On June 20, the U.S. Attorney for the District of Delaware announced a sweetheart plea deal with Hunter Biden, the son of President Biden. Hunter Biden would plead guilty to two tax charges and enter a diversion program on a gun possession charge. Diversion programs are usually focused on drug offenses—Biden has a well-documented history of crack cocaine use—and generally consist of psychotherapy and class work on building life skills. There would be no jail time.
Outrage ensued. Judicial Watch President Tom Fitton called it “a miscarriage of justice whose chief beneficiary is President Biden.” In Congress, House GOP leaders sent a letter to Attorney General Merrick Garland calling for the appearance of eleven witnesses before the House Judiciary Committee to address “allegations of politicization and misconduct with respect to the Department’s investigation of Hunter Biden.”
The star witness? David Weiss, the U.S. Attorney for the District of Delaware. “We want to talk to David Weiss,” said House Judiciary Chairman Jim Jordan. Weiss ran the five-year probe into Hunter Biden. Weiss’s defenders are quick to note that the prosecutor was a Trump appointee, but that’s only part of the story. Weiss has deep roots in Democrat-dominated Delaware and spent key career years as a top Obama Administration prosecutor in Wilmington.

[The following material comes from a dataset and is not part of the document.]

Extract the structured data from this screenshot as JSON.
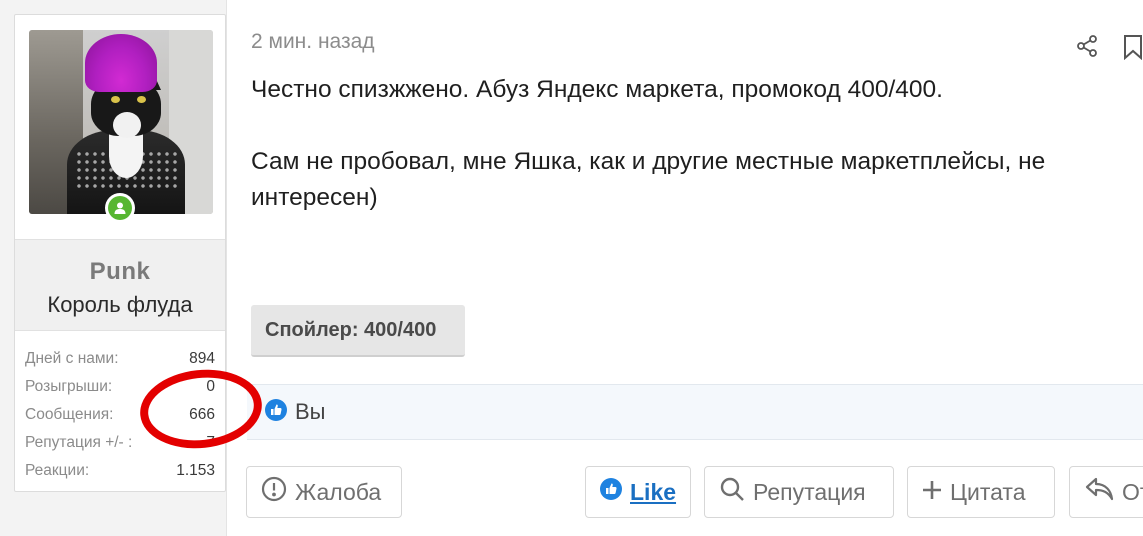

Weiss got his ticket punched as an Assistant U.S. Attorney in Delaware from 1986 to 1989, then moved on to a lucrative career in the private sector. From 1989 to 1999, Weiss worked at the Wilmington law firm Duane Morris, becoming a partner in 1993, according to his Justice Department bio. In 1999, Weiss joined the Siegfried Group, also based in Wilmington, a financial services firm, serving as chief operating officer.
In 2007, Weiss returned to the U.S. Attorney’s Office in Delaware. In 2009, Barack Obama appointed Weiss to leadership positions at the Delaware office, where he served as both Acting and Interim U.S Attorney. In 2018, President Trump, following historic practice, named him U.S. Attorney upon the recommendation of the two U.S. senators from Delaware, Democrats Tom Carper and Chris Coons.

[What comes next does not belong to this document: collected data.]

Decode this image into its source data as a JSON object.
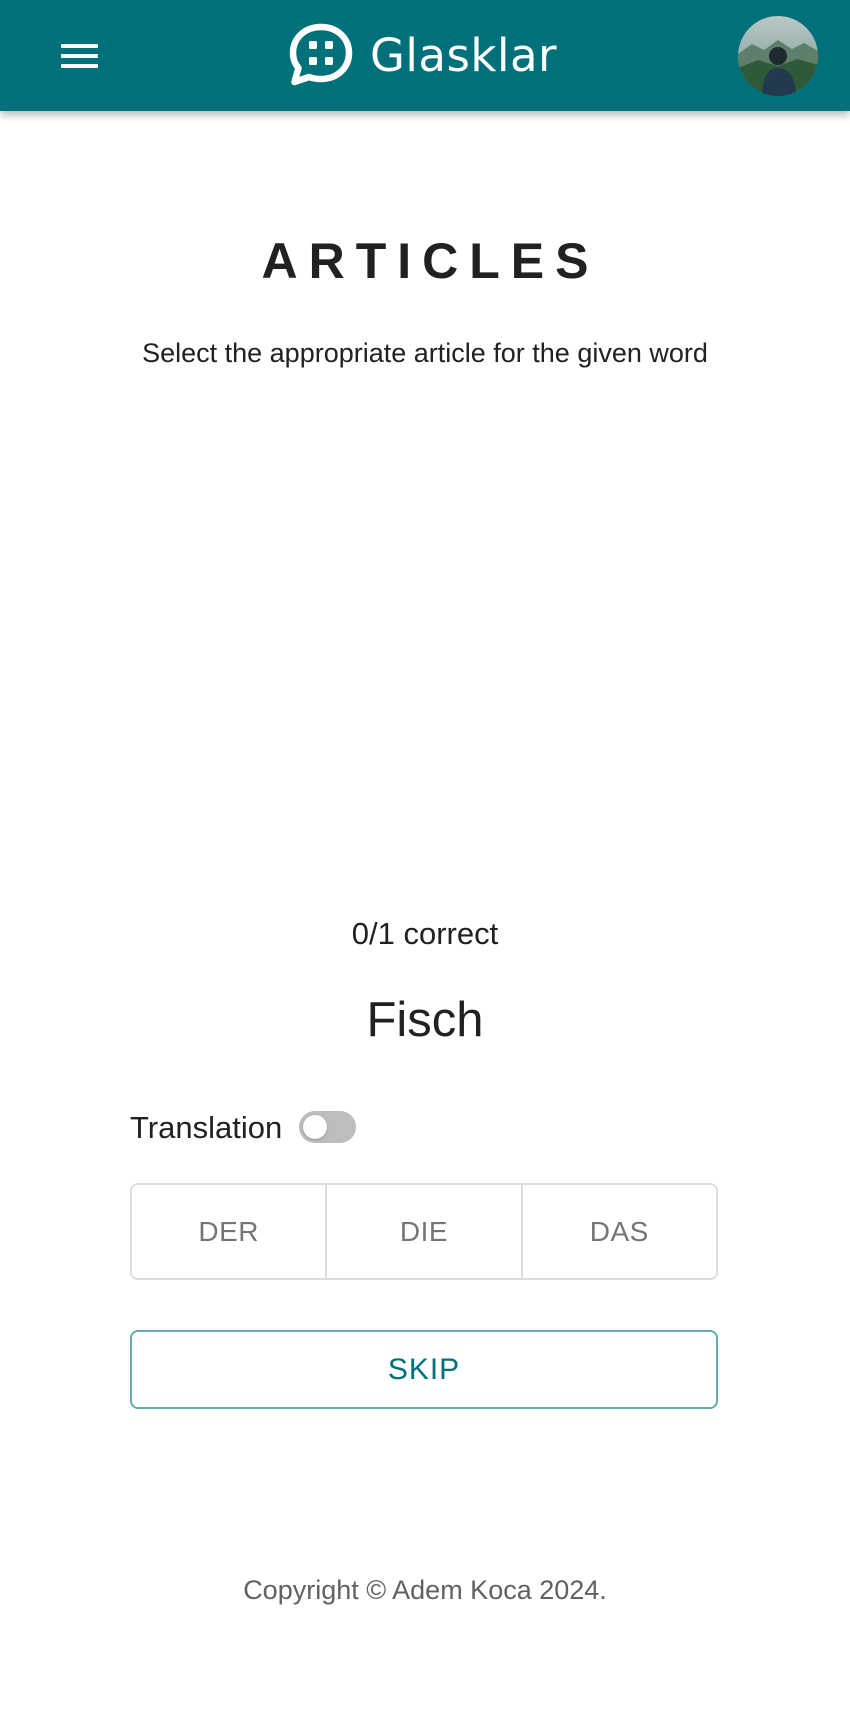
{
  "colors": {
    "primary": "#00707a",
    "text": "#212121",
    "muted": "#757575",
    "footer": "#616161",
    "border": "#dcdcdc",
    "switch_off": "#bdbdbd"
  },
  "header": {
    "menu_icon": "hamburger-menu-icon",
    "logo_icon": "chat-bubble-icon",
    "brand_name": "Glasklar",
    "avatar": "user-avatar"
  },
  "main": {
    "title": "ARTICLES",
    "subtitle": "Select the appropriate article for the given word",
    "score_text": "0/1 correct",
    "word": "Fisch",
    "translation_label": "Translation",
    "translation_enabled": false,
    "articles": [
      "DER",
      "DIE",
      "DAS"
    ],
    "skip_label": "SKIP"
  },
  "footer": {
    "copyright": "Copyright © Adem Koca 2024."
  }
}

House GOP leaders want details of the control exerted by Main Justice over the Biden case. Garland had repeatedly promised a “hands-off” approach to the inquiry and noted that Weiss had been given “full authority” to decide the matter. GOP leaders in their letter to Garland noted that recent testimony from IRS whistleblowers involved in the case raised “serious questions about the Department’s commitment to evenhanded justice and the veracity of assertions” made to the Judiciary Committee.

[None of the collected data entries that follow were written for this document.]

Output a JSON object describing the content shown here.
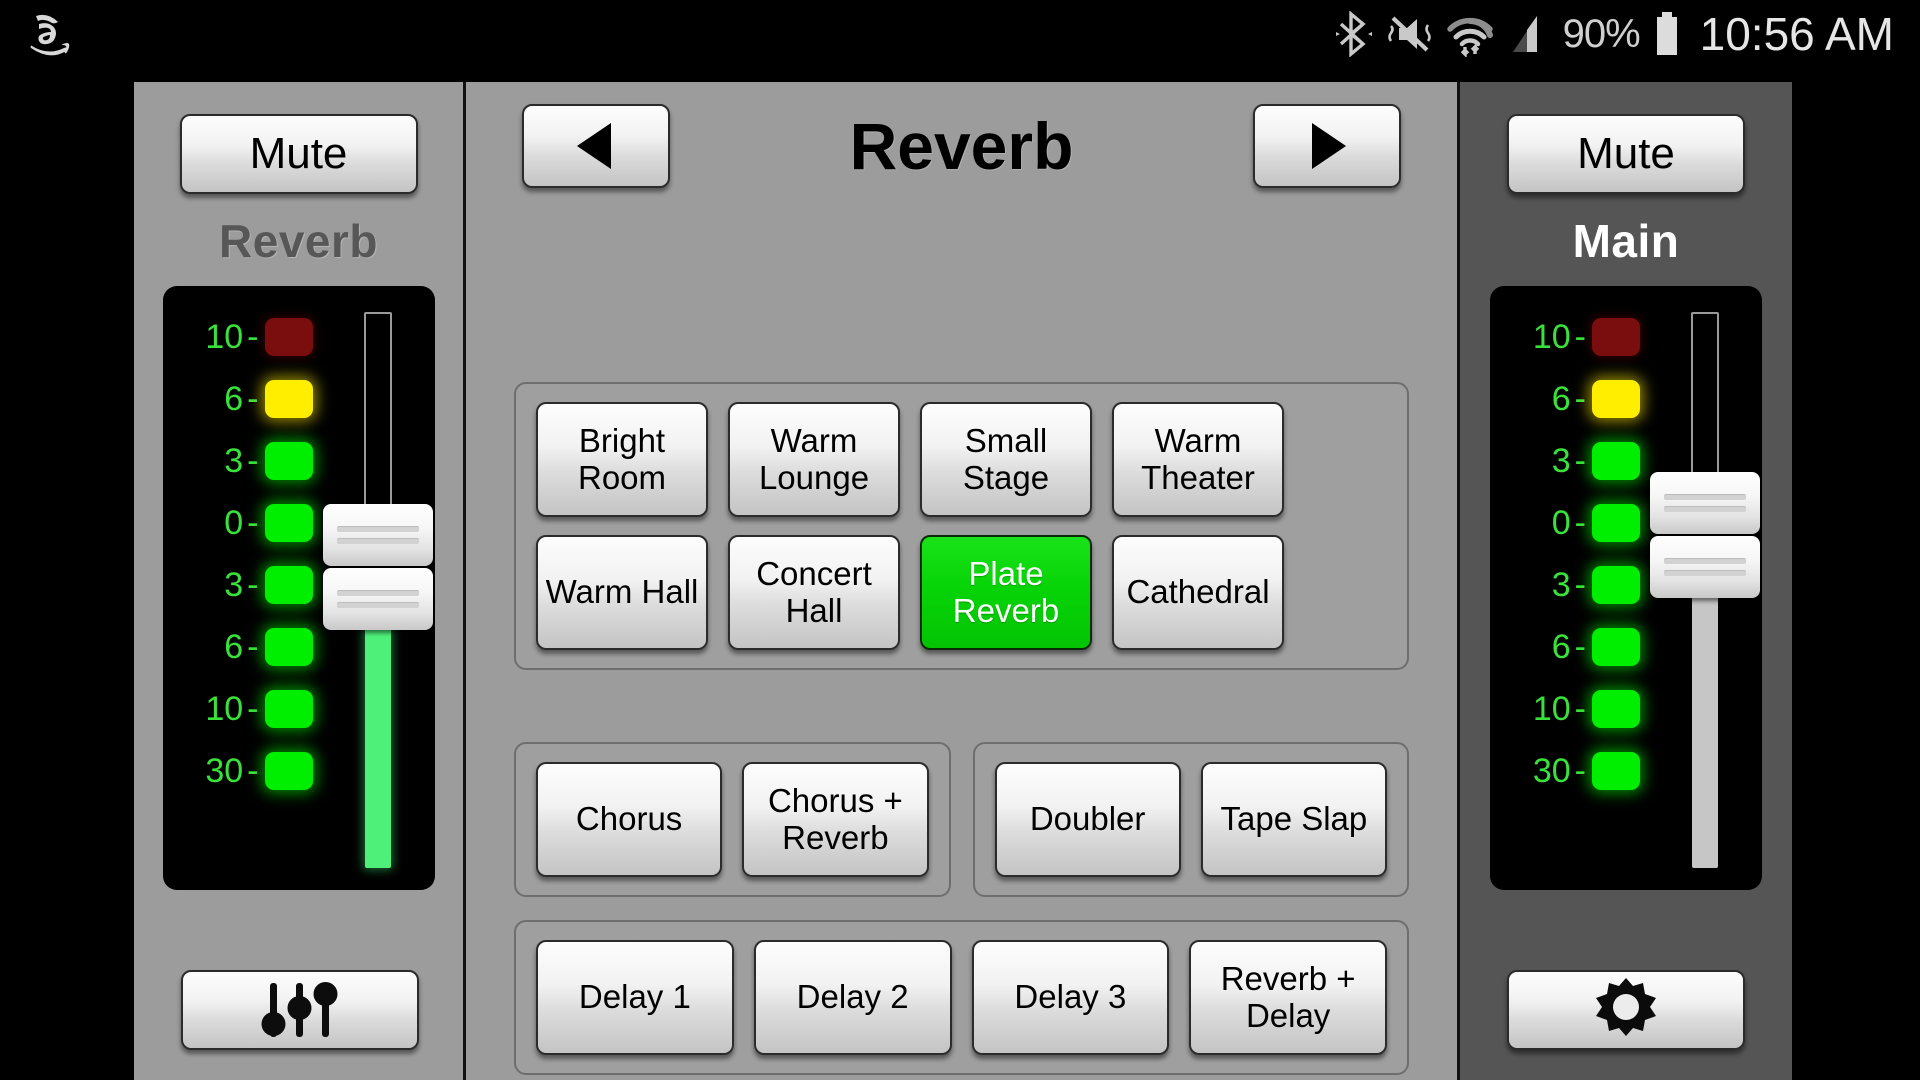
{
  "status_bar": {
    "app_icon": "amazon-a-icon",
    "icons": [
      "bluetooth-icon",
      "vibrate-muted-icon",
      "wifi-icon",
      "cellular-signal-icon"
    ],
    "battery_percent": "90%",
    "battery_icon": "battery-icon",
    "clock": "10:56 AM"
  },
  "left_channel": {
    "mute_label": "Mute",
    "name": "Reverb",
    "meter_scale": [
      "10",
      "6",
      "3",
      "0",
      "3",
      "6",
      "10",
      "30"
    ],
    "led_colors": [
      "r",
      "y",
      "g",
      "g",
      "g",
      "g",
      "g",
      "g"
    ],
    "fader_track_color": "#4ef07a",
    "bottom_button_icon": "eq-sliders-icon"
  },
  "center": {
    "prev_icon": "arrow-left-icon",
    "next_icon": "arrow-right-icon",
    "title": "Reverb",
    "groups": [
      {
        "name": "reverb-presets",
        "rows": [
          [
            "Bright Room",
            "Warm Lounge",
            "Small Stage",
            "Warm Theater"
          ],
          [
            "Warm Hall",
            "Concert Hall",
            "Plate Reverb",
            "Cathedral"
          ]
        ],
        "active": "Plate Reverb"
      },
      {
        "name": "modulation-presets",
        "buttons": [
          "Chorus",
          "Chorus + Reverb"
        ]
      },
      {
        "name": "doubler-presets",
        "buttons": [
          "Doubler",
          "Tape Slap"
        ]
      },
      {
        "name": "delay-presets",
        "buttons": [
          "Delay 1",
          "Delay 2",
          "Delay 3",
          "Reverb + Delay"
        ]
      }
    ]
  },
  "right_channel": {
    "mute_label": "Mute",
    "name": "Main",
    "meter_scale": [
      "10",
      "6",
      "3",
      "0",
      "3",
      "6",
      "10",
      "30"
    ],
    "led_colors": [
      "r",
      "y",
      "g",
      "g",
      "g",
      "g",
      "g",
      "g"
    ],
    "fader_track_color": "#c6c6c6",
    "bottom_button_icon": "gear-icon"
  },
  "colors": {
    "active_green": "#07d407",
    "panel_gray": "#9c9c9c",
    "right_panel_gray": "#555555",
    "led_green": "#00ee00",
    "led_yellow": "#ffee00",
    "led_red": "#7a0d0d",
    "label_green": "#39e23b"
  }
}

Specifically, the letter noted, House GOP leaders “seek to examine whistleblower claims that the Department’s investigation of Hunter Biden was purposely slow-walked and subject to improper and politically motivated interference.” An earlier letter to Weiss from Jordan also sought “documents and information” related to retaliation against one of the IRS whistleblowers.
On June 30, House investigators got the response from Weiss: drop dead.
In a letter to Chairman Jordan, Weiss noted that in order to protect law enforcement sources and internal investigative deliberations—standard boilerplate but this time involving a case that had been largely closed with the plea deal—“I will not provide specific information related to the Hunter Biden investigation at this time.”
Weiss also repeated that “I have been granted ultimate authority over this matter, including where, when and whether to file charges.”
It’s unlikely that Jordan and other House leaders will go quietly into the night on the Hunter Biden case. There’s more to come. Legal minds may quibble over whether Hunter Biden got the standard deal for a first-time offender on two tax charges and a gun case, but that misses the point. The big picture here is what Hunter Biden and other family members, and perhaps even the current president of the United States, were up to in Ukraine and China, raking in tens of millions of dollars in exchange for…what?
David Weiss spent five years investigating Hunter Biden. What does Weiss know about Biden’s Ukraine and China dealings? Did Weiss act properly with his “ultimate authority?” Did the attorney general act properly? Did the White House?
Quis custodiet ipsos custodes—who will guard the guardians?